The successful mission, carried out jointly by SpaceX and NASA, demonstrated that the United States once again has the capacity to send its astronauts to space and bring them back.
SpaceX Crew Dragon Endeavour’s four main parachutes gently floated down to the water after the vessel landed off the coast of Pensacola at 2:48 pm (1848 GMT).
It was the first water landing for a crewed US spaceship since the 1975 Apollo-Soyuz mission.
Pilot Doug Hurley, one of two astronauts on board along with commander Bob Behnken, said: “It’s truly our honor and privilege.”
“On behalf of the NASA and SpaceX teams, welcome back to planet Earth and thanks for flying SpaceX,” replied SpaceX’s Mike Heiman, to laughter in the control room.
A number of civilian boats swarmed the landing zone as a recovery ship sped to the scorched capsule and brought it aboard.
The hatch opening was briefly delayed as a team worked to stop a leak of rocket fuel vapor.
Around an hour after splashdown, the astronauts exited the capsule and now await a helicopter ride to shore, followed by a plane trip to Houston where they will re-unite with their families.
President Donald Trump — who had travelled to Florida for the capsule’s launch two months ago — hailed its safe return. “Thank you to all!” he tweeted. “Great to have NASA Astronauts return to Earth after very successful two month mission.”
United States has had to rely on Russia for rides to space since the last Space Shuttle flew in 2011.
Tropical Storm Isaias, which had scuppered Endeavour’s original landing site in the Atlantic, was nearing Florida’s east coast Sunday, hundreds of miles away.
The mission is also a major win for Elon Musk’s SpaceX, which was founded in only 2002 but has leap-frogged its way past Boeing, its main competitor in the commercial space race.
The US has paid the two companies a total of about $7 billion for their “space taxi” contracts, though aerospace giant Boeing’s efforts have badly floundered.
The Crew Dragon capsule performed several precise procedures in order to return home safely.
First, it jettisoned its “trunk” that contains its power, heat and other systems, which burned up in the atmosphere.
Endeavour then fired its thrusters to maneuver itself into the proper orbit and trajectory for splashdown.
As it re-entered the atmosphere at a speed of around 17,500 mph (28,000 kph), it experienced temperatures of 3,500 degrees Fahrenheit (1900 degrees Celsius).
This caused a brief but expected communications blackout.
Endeavour then deployed two sets of parachutes on its descent, bringing its speed down to a mere 15 mph (24 kph) as it hit the ocean.

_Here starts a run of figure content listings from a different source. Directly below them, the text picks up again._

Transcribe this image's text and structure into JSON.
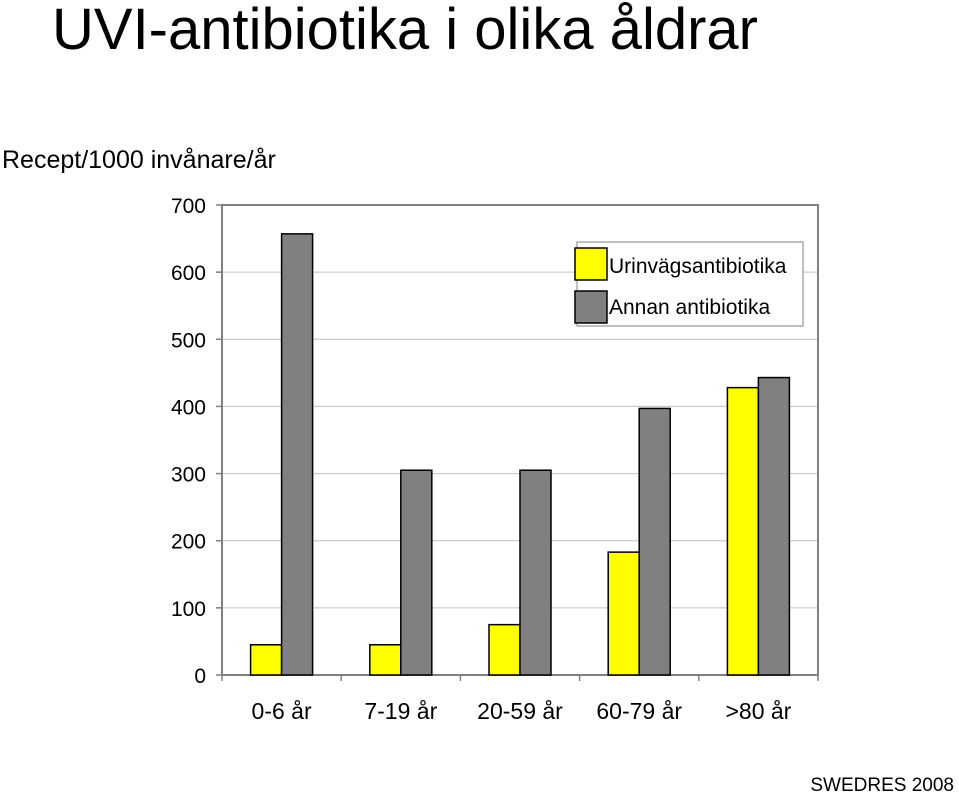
{
  "title": "UVI-antibiotika i olika åldrar",
  "source": "SWEDRES 2008",
  "colors": {
    "series1": "#ffff00",
    "series2": "#808080",
    "grid": "#c0c0c0",
    "frame": "#808080"
  },
  "chart_data": {
    "type": "bar",
    "title": "UVI-antibiotika i olika åldrar",
    "ylabel": "Recept/1000 invånare/år",
    "xlabel": "",
    "ylim": [
      0,
      700
    ],
    "yticks": [
      0,
      100,
      200,
      300,
      400,
      500,
      600,
      700
    ],
    "grid": true,
    "legend": "top-right",
    "categories": [
      "0-6 år",
      "7-19 år",
      "20-59 år",
      "60-79 år",
      ">80 år"
    ],
    "series": [
      {
        "name": "Urinvägsantibiotika",
        "color": "#ffff00",
        "values": [
          45,
          45,
          75,
          183,
          428
        ]
      },
      {
        "name": "Annan antibiotika",
        "color": "#808080",
        "values": [
          657,
          305,
          305,
          397,
          443
        ]
      }
    ]
  }
}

The SpaceX Crew Dragon spacecraft set off from the ISS Saturday evening.
Footage showed the capsule drifting slowly away from the orbital laboratory in the darkness of space.
During a farewell ceremony on the station, Behnken said that “the hardest part was getting us launched. But the most important part is bringing us home.”
Addressing his son and Hurley’s son, he held up a toy dinosaur that the children chose to send on the mission and said: “Tremor The Apatosaurus is headed home soon and he’ll be with your dads.”
Behnken and Hurley’s return marks only the beginning for the Crew Dragon as SpaceX and NASA look ahead to future missions.
Endeavor will be brought back to the SpaceX Dragon Lair in Florida where it will undergo a six-weeks-long inspection process, as teams pore over its data and performance in order to certify the vessel as worthy of future low-Earth orbit missions.
The next mission — dubbed “Crew-1” — will involve a four member team: commander Michael Hopkins, pilot Victor Glover, and mission specialist Shannon Walker of NASA, along with Japan Aerospace Exploration Agency mission specialist Soichi Noguchi.
Take-off is set for late September and the crew are due to spend six months on the space station.